From our Bureau of Socialist Voodoo Economics with some assistance from our Bureau of Extreme Misery Indexes and our Bureau of The Enduring Presence of Fidel’s Ghost
Ever since the collapse of the Soviet Union, Castro, Inc. has been forced to exist in the dollar-and-euro world. Fidel himself initiated this conversion back in the 1990’s, and this led to the creation of apartheid tourism.
Castro, Inc. hobbled along for a while, but along came the Covid plague and the collapse of the tourist boom, and Castro, Inc. has not found any way to adjust to the harsh realities of real world economics (as opposed to socialist and communist voodoo economics)
CiberCuba reports that the price of the dollar in the Cuban informal market broke a new record this Thursday after trading on average at 217 CUP, two more pesos compared to the 215 it was sold for last Sunday.
Meanwhile, the value of the freely convertible currency (MLC) also rose, in this case from 196 to 197, one more peso compared to the previous day, according to the rate published by the independent digital media el TOQUE on July 20.
The euro, for its part, climbed to a value of 224 CUP, a high figure that it reached surprisingly this Wednesday, after increasing four pesos in just 24 hours.

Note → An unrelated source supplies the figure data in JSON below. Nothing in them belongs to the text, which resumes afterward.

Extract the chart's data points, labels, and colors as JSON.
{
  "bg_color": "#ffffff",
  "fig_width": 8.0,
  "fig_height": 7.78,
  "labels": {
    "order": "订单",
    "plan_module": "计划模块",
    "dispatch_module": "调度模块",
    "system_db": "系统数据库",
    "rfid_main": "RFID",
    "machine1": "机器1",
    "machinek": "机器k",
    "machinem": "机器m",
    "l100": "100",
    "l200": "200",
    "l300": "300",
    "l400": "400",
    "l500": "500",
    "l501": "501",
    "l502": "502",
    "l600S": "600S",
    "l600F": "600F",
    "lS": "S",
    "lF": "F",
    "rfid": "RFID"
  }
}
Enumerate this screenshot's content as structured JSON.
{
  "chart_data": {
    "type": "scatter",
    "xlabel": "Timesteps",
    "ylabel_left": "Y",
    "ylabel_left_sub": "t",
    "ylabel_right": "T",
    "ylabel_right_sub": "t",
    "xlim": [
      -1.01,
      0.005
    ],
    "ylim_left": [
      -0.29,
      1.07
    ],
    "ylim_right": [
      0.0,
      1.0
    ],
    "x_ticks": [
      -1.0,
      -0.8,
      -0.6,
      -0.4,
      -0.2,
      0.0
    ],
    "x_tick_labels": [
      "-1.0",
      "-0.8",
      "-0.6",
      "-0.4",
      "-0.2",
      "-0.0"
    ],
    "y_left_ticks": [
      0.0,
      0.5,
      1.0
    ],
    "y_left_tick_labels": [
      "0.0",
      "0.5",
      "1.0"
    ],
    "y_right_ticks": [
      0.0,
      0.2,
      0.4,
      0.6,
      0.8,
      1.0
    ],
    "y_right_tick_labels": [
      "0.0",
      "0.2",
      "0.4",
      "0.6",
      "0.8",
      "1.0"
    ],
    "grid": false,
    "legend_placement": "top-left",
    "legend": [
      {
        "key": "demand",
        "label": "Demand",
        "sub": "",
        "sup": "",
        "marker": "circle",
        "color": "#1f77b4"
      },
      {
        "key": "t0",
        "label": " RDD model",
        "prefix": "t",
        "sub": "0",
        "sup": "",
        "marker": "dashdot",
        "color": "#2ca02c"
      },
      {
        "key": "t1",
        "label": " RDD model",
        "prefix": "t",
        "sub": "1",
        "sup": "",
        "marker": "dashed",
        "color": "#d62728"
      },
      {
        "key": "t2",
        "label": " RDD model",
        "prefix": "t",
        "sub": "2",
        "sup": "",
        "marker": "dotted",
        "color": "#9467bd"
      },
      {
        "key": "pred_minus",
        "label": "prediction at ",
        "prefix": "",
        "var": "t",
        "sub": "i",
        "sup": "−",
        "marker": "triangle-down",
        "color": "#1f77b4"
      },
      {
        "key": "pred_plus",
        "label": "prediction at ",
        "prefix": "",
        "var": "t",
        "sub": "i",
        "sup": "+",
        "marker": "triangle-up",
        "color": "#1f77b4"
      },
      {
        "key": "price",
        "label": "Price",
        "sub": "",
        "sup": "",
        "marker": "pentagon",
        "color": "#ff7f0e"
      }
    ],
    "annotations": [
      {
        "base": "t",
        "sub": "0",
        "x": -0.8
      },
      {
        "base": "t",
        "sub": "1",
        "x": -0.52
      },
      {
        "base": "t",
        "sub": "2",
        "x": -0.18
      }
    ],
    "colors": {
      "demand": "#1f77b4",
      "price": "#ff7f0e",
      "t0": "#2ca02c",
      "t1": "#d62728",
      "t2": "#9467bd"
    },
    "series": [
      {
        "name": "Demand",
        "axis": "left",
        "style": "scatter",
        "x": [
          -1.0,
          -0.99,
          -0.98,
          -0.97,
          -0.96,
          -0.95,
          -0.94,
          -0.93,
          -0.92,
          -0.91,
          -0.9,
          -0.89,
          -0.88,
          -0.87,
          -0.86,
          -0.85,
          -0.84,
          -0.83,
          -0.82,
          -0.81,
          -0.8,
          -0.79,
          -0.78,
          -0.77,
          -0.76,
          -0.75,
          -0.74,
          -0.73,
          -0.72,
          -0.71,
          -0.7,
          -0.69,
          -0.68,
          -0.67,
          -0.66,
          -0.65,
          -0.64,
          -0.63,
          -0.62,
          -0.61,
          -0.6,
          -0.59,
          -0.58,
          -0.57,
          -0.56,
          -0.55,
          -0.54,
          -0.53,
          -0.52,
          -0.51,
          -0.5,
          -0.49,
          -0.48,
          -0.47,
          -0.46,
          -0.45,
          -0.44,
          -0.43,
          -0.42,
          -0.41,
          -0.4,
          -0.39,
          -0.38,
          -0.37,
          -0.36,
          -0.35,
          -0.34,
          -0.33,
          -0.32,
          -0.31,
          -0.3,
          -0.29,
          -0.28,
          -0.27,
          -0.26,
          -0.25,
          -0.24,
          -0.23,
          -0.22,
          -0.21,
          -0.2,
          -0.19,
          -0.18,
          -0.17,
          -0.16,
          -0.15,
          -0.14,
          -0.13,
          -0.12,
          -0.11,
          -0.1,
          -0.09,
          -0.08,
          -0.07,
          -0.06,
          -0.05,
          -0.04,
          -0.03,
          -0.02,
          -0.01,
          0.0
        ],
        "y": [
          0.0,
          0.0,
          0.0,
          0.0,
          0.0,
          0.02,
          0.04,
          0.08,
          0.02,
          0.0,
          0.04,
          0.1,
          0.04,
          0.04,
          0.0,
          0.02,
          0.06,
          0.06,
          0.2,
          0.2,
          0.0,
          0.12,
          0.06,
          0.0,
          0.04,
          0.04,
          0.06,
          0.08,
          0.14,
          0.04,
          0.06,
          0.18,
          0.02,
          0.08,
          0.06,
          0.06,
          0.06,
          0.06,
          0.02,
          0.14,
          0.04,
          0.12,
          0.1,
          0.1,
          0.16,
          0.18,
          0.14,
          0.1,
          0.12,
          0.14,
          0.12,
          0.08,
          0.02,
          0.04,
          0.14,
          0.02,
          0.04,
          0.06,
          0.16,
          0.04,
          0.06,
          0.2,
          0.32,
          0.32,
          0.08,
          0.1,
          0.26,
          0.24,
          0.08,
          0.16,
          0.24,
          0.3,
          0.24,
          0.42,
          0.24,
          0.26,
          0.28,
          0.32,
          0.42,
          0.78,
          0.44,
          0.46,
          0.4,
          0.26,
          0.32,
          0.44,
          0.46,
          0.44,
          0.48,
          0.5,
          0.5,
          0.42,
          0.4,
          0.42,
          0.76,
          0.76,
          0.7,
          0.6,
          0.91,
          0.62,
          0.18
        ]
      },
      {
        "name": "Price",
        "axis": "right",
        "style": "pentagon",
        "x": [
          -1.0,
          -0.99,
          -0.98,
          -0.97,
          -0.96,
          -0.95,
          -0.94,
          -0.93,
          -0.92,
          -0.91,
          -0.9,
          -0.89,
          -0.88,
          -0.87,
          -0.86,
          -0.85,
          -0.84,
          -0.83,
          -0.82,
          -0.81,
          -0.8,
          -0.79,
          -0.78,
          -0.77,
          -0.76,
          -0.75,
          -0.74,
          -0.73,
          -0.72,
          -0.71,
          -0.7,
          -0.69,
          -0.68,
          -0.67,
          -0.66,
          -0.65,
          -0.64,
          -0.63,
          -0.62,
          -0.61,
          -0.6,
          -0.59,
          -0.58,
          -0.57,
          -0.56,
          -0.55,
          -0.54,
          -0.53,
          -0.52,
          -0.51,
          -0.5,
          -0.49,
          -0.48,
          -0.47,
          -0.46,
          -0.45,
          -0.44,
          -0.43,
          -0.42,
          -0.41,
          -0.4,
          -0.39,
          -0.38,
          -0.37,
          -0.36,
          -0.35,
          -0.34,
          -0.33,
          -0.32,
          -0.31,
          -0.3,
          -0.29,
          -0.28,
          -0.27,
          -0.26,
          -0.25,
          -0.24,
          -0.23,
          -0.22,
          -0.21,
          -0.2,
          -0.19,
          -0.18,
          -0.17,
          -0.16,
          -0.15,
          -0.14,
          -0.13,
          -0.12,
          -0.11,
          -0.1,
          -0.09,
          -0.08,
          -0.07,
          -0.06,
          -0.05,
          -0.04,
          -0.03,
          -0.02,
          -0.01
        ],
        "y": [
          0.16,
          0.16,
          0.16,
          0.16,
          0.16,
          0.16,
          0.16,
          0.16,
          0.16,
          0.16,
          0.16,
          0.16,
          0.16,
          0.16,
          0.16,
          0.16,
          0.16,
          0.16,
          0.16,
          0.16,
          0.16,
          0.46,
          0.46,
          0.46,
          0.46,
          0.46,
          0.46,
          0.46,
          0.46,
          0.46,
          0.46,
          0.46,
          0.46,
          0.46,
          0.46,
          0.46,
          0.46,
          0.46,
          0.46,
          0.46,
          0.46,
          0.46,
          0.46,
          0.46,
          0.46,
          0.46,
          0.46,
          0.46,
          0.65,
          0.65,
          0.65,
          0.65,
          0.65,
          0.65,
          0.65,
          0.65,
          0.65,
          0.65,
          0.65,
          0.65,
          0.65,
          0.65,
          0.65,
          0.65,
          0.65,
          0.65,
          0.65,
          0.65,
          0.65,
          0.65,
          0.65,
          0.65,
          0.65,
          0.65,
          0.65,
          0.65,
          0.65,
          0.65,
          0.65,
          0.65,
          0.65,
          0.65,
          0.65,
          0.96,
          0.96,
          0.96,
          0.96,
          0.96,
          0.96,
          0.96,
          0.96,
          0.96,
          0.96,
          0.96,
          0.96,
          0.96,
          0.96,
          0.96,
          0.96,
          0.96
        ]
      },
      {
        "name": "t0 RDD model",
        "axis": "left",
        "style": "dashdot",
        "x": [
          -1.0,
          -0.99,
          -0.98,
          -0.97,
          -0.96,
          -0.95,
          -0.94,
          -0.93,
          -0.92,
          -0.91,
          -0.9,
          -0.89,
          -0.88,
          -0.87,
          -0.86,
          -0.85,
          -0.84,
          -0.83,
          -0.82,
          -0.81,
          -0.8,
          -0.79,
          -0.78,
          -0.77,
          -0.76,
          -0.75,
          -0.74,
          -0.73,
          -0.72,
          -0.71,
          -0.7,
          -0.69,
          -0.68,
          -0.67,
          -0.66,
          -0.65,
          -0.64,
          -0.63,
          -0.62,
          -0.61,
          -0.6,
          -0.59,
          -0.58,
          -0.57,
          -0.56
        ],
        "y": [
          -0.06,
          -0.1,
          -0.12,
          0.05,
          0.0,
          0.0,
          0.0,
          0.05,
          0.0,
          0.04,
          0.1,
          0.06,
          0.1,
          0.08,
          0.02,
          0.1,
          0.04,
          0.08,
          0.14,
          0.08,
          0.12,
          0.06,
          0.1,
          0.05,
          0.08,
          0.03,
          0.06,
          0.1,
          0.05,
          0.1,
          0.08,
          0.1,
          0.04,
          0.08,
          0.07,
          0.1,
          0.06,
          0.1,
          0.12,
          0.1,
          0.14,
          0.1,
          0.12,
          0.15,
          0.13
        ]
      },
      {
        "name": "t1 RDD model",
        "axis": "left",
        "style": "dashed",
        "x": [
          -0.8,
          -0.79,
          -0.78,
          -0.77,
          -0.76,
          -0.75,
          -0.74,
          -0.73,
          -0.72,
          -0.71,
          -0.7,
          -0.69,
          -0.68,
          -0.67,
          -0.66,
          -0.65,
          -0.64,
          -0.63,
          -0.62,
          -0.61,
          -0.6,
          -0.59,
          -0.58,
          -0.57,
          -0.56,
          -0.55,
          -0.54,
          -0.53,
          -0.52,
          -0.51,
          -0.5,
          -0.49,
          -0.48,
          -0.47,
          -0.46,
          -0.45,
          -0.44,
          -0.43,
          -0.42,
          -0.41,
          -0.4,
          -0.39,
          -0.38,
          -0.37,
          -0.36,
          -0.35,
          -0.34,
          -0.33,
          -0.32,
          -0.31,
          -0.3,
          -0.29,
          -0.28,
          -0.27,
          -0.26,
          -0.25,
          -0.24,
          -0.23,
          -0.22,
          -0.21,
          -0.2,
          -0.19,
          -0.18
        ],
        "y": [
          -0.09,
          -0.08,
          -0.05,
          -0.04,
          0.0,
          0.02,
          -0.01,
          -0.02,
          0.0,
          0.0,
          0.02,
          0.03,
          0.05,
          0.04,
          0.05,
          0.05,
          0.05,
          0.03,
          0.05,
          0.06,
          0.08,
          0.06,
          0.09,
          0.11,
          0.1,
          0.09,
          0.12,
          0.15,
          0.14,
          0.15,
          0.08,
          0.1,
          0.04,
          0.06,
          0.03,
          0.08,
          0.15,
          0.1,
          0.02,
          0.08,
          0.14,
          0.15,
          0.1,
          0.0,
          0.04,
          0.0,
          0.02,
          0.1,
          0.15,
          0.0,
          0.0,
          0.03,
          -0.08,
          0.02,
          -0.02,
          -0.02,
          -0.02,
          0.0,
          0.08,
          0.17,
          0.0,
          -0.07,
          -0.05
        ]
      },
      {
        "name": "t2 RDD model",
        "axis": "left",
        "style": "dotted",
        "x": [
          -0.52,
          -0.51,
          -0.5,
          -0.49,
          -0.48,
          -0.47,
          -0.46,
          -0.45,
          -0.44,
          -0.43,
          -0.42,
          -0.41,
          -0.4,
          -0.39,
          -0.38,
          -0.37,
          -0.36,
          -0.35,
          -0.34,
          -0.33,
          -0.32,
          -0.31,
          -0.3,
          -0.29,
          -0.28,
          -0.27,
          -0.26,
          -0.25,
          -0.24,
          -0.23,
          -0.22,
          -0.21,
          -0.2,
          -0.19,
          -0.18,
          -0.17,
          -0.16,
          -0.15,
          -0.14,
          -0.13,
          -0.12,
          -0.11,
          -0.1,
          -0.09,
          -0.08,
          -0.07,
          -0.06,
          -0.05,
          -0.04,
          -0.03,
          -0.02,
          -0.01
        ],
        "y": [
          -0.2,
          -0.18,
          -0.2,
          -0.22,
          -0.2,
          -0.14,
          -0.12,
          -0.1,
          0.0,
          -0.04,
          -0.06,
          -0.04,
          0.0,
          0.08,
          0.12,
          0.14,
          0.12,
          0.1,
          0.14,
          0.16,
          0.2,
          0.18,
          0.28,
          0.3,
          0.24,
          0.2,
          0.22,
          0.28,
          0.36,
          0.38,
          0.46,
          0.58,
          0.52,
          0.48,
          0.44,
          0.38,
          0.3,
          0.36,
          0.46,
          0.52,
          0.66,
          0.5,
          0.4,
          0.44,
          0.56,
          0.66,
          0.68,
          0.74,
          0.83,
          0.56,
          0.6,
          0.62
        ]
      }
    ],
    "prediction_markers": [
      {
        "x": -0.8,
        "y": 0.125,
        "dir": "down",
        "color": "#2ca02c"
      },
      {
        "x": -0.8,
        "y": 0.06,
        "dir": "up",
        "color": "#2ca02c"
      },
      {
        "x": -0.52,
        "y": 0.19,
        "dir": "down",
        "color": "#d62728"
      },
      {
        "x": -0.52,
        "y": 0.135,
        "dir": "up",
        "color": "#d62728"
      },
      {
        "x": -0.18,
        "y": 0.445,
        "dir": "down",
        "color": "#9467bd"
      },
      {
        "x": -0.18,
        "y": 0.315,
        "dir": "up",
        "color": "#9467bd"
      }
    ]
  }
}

At the very same time, inflation continues to spiral upwards, intensifying the loss of the peso’s purchasing power. Any way you look at it, the misery index in Cuba is out of control, and Castro, Inc. has just admitted that it can’t fix anything.
And since Castro, Inc. does not believe in adjusting salaries to keep up with inflation, Cubans who don’t belong to the island’s oligarchy can only expect more suffering in the months ahead.
Diario de Cuba reports on this abysmal situation:
The price of the dollar in the Cuban informal market breaks a new record this Thursday after trading on average at 217 CUP, two more pesos compared to the 215 it was sold for last Sunday.
The value of the freely convertible currency (MLC) also rose, in this case from 196 to 197, one more peso compared to the previous day, according to the rate published by the independent digital media el TOQUE on July 20.
The euro, for its part, maintains its value at 224 CUP, a high figure that it reached surprisingly this Wednesday, after increasing four pesos at once in just 24 hours.
Prices have increased in Cuba by 18% so far in 2023, and 45% compared to the same period in 2022, the official newspaper Granma reported after a meeting of the Economic Affairs Commission of the National Assembly of People’s Power (ANPP).
The communist newspaper specified that “the measures adopted to control prices have not yet achieved their fundamental objective, due to certain factors that affect their implementation and compliance.” Vladimir Regueiro Ale, Minister of Finance and Prices, “acknowledged the existing difficulties around the matter.”
Regueiro Ale recalled that Cuba has an open economy that does not escape the difficult international situation, characterized by the increase in costs. Therefore, together with the high fiscal deficit in the last fiscal years, the consumer price index registered a growth of 39%.